An Easy to Understand Guide to ERP Implementation
Considering an ERP implementation? Enterprise resource planning software touches every aspect of an organization, integrating internal and external management information. Choosing cloud computing enterprise resource management software might be the best solution. What do you need to know for a smooth implementation?
Reasons for choosing the cloud
ERP implementations can take three forms: in-house, on-site vendor, or cloud vendor. The in-house solution requires the resources to develop your own custom ERP solution. Very few enterprises have the expertise to even attempt such an effort, even if it best fits your business practices.
Traditionally, enterprise resource management software obtained from a vendor has been installed in-house. However, keeping up with the latest updates and providing hardware to maintain the system are ongoing concerns. Your staff generally has the responsibility for installing and customizing new versions, as well as purchasing and maintaining the necessary hardware.

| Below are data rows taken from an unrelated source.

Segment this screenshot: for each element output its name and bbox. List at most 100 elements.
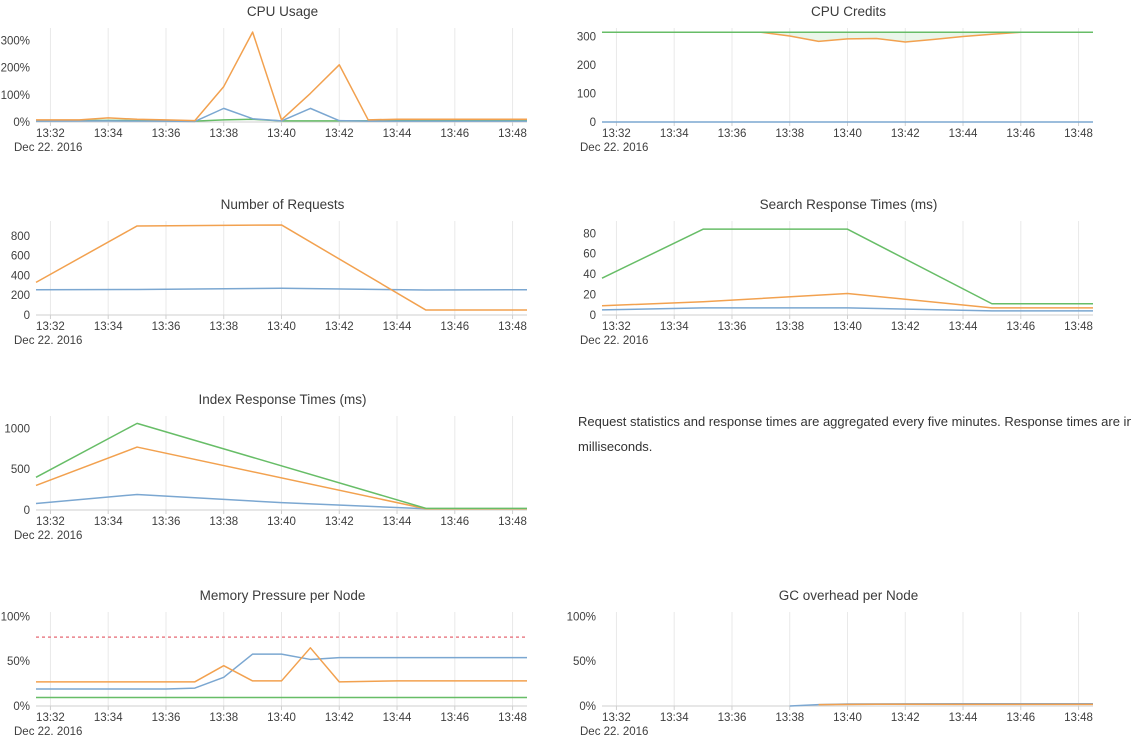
chart-canvas-cpu-credits: 13:32 13:34 13:36 13:38 13:40 13:42 13:44 13:46… xyxy=(566,22,1131,158)
y-tick-label: 0% xyxy=(13,117,30,129)
x-tick-label: 13:44 xyxy=(949,321,978,333)
x-tick-label: 13:40 xyxy=(267,321,296,333)
x-tick-label: 13:46 xyxy=(1006,712,1035,724)
chart-title-number-of-requests: Number of Requests xyxy=(0,197,565,215)
x-tick-label: 13:48 xyxy=(1064,128,1093,140)
chart-title-cpu-usage: CPU Usage xyxy=(0,4,565,22)
x-tick-label: 13:32 xyxy=(36,321,65,333)
x-tick-label: 13:46 xyxy=(440,712,469,724)
x-tick-label: 13:34 xyxy=(94,128,123,140)
chart-canvas-cpu-usage: 13:32 13:34 13:36 13:38 13:40 13:42 13:44 13:46… xyxy=(0,22,565,158)
x-tick-label: 13:48 xyxy=(498,321,527,333)
y-tick-label: 80 xyxy=(583,228,596,240)
x-tick-label: 13:32 xyxy=(36,712,65,724)
y-tick-label: 20 xyxy=(583,290,596,302)
x-axis-date-label: Dec 22. 2016 xyxy=(580,726,648,738)
x-tick-label: 13:40 xyxy=(833,321,862,333)
x-tick-label: 13:36 xyxy=(152,128,181,140)
x-tick-label: 13:32 xyxy=(602,128,631,140)
x-axis-date-label: Dec 22. 2016 xyxy=(14,726,82,738)
chart-cpu-usage: CPU Usage 13:32 13:34 13:36 13:38 13:40 13:42… xyxy=(0,0,565,160)
aggregation-note: Request statistics and response times ar… xyxy=(578,409,1131,459)
x-tick-label: 13:46 xyxy=(440,128,469,140)
x-axis-date-label: Dec 22. 2016 xyxy=(14,530,82,542)
y-tick-label: 800 xyxy=(11,231,30,243)
y-tick-label: 500 xyxy=(11,464,30,476)
x-tick-label: 13:32 xyxy=(36,516,65,528)
x-tick-label: 13:36 xyxy=(152,712,181,724)
x-tick-label: 13:38 xyxy=(209,712,238,724)
x-tick-label: 13:34 xyxy=(94,516,123,528)
x-tick-label: 13:44 xyxy=(383,516,412,528)
y-tick-label: 600 xyxy=(11,251,30,263)
x-tick-label: 13:36 xyxy=(152,516,181,528)
x-tick-label: 13:36 xyxy=(718,128,747,140)
aggregation-note-line-2: milliseconds. xyxy=(578,434,1131,459)
y-tick-label: 200 xyxy=(11,290,30,302)
x-tick-label: 13:34 xyxy=(660,128,689,140)
y-tick-label: 0 xyxy=(590,117,596,129)
x-tick-label: 13:44 xyxy=(949,128,978,140)
chart-title-search-response-times: Search Response Times (ms) xyxy=(566,197,1131,215)
x-tick-label: 13:32 xyxy=(36,128,65,140)
x-tick-label: 13:40 xyxy=(833,128,862,140)
x-tick-label: 13:48 xyxy=(1064,712,1093,724)
chart-title-gc-overhead-per-node: GC overhead per Node xyxy=(566,588,1131,606)
x-axis-date-label: Dec 22. 2016 xyxy=(14,335,82,347)
x-tick-label: 13:40 xyxy=(267,128,296,140)
y-tick-label: 300 xyxy=(577,32,596,44)
y-tick-label: 1000 xyxy=(4,423,30,435)
x-tick-label: 13:48 xyxy=(498,128,527,140)
x-tick-label: 13:46 xyxy=(440,516,469,528)
x-tick-label: 13:40 xyxy=(833,712,862,724)
aggregation-note-line-1: Request statistics and response times ar… xyxy=(578,409,1131,434)
x-tick-label: 13:38 xyxy=(775,128,804,140)
chart-memory-pressure-per-node: Memory Pressure per Node 13:32 13:34 13:36… xyxy=(0,584,565,744)
y-tick-label: 0% xyxy=(579,701,596,713)
x-tick-label: 13:44 xyxy=(383,712,412,724)
x-tick-label: 13:34 xyxy=(660,712,689,724)
x-tick-label: 13:32 xyxy=(602,712,631,724)
x-tick-label: 13:48 xyxy=(498,712,527,724)
x-tick-label: 13:34 xyxy=(94,712,123,724)
y-tick-label: 0 xyxy=(590,310,596,322)
y-tick-label: 0 xyxy=(24,310,30,322)
x-tick-label: 13:46 xyxy=(1006,321,1035,333)
x-tick-label: 13:42 xyxy=(891,712,920,724)
x-tick-label: 13:34 xyxy=(660,321,689,333)
y-tick-label: 60 xyxy=(583,249,596,261)
x-tick-label: 13:38 xyxy=(209,516,238,528)
x-axis-date-label: Dec 22. 2016 xyxy=(580,335,648,347)
y-tick-label: 300% xyxy=(1,35,30,47)
x-tick-label: 13:46 xyxy=(440,321,469,333)
y-tick-label: 50% xyxy=(7,656,30,668)
x-tick-label: 13:48 xyxy=(1064,321,1093,333)
x-tick-label: 13:42 xyxy=(891,321,920,333)
chart-title-cpu-credits: CPU Credits xyxy=(566,4,1131,22)
x-tick-label: 13:42 xyxy=(325,128,354,140)
x-tick-label: 13:46 xyxy=(1006,128,1035,140)
x-tick-label: 13:42 xyxy=(891,128,920,140)
x-tick-label: 13:44 xyxy=(383,128,412,140)
x-tick-label: 13:42 xyxy=(325,516,354,528)
x-tick-label: 13:36 xyxy=(718,321,747,333)
x-tick-label: 13:38 xyxy=(209,128,238,140)
y-tick-label: 100% xyxy=(1,90,30,102)
x-axis-date-label: Dec 22. 2016 xyxy=(580,142,648,154)
x-tick-label: 13:38 xyxy=(775,321,804,333)
x-tick-label: 13:42 xyxy=(325,321,354,333)
y-tick-label: 100% xyxy=(567,611,596,623)
chart-title-memory-pressure-per-node: Memory Pressure per Node xyxy=(0,588,565,606)
y-tick-label: 40 xyxy=(583,269,596,281)
x-tick-label: 13:48 xyxy=(498,516,527,528)
x-tick-label: 13:34 xyxy=(94,321,123,333)
y-tick-label: 200 xyxy=(577,60,596,72)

Outsourcing ERP to the cloud allows easy access the latest version without the capital outlay for equipment or inundating IT staff with upgrades. A cloud ERP implementation frees resources that can be redirected to the core business.
An ERP implementation can be accomplished through one of three strategies, or a combination of two or the three. These strategies are:
- Big bang – The implementation happens in a single instance when all users move to the new system on a predetermined date.
- Phased rollout – The implementation occurs over an extended period of time with users moving onto the new system in a series of steps. This is often accomplished by module, by department, or by geography (different branch offices).
- Parallel Adoption – The implementation runs side-by-side with the existing system while users learn the new system.
Each strategy has advantages and disadvantages. Big bang is quicker but lacks an obvious fail-safe if problems are encountered after the implementation. An initial dip in organizational productivity often accompanies a big bang implementation as users learn the new system. Phased rollout offers more security when difficulties are encountered, but requires more time and resources. Parallel adoption takes the greatest amount of resources. Choosing the right strategy depends on the needs and resources of your organization.
Implementation best practices
Two key ingredients will enable a smooth ERP implementation. First, you need an implementation team consisting of end users, vendor representatives, and IT staff. Involving all stakeholders early in the process will reduce the number of unforeseen complications during and after implementation.
Second, communicate throughout your organization. Getting buy-in from the executive level on down is vital for success. Executives must understand how enterprise resource management software will transform the business, while others in the organization must understand how the ERP implementation will improve their workflow capabilities.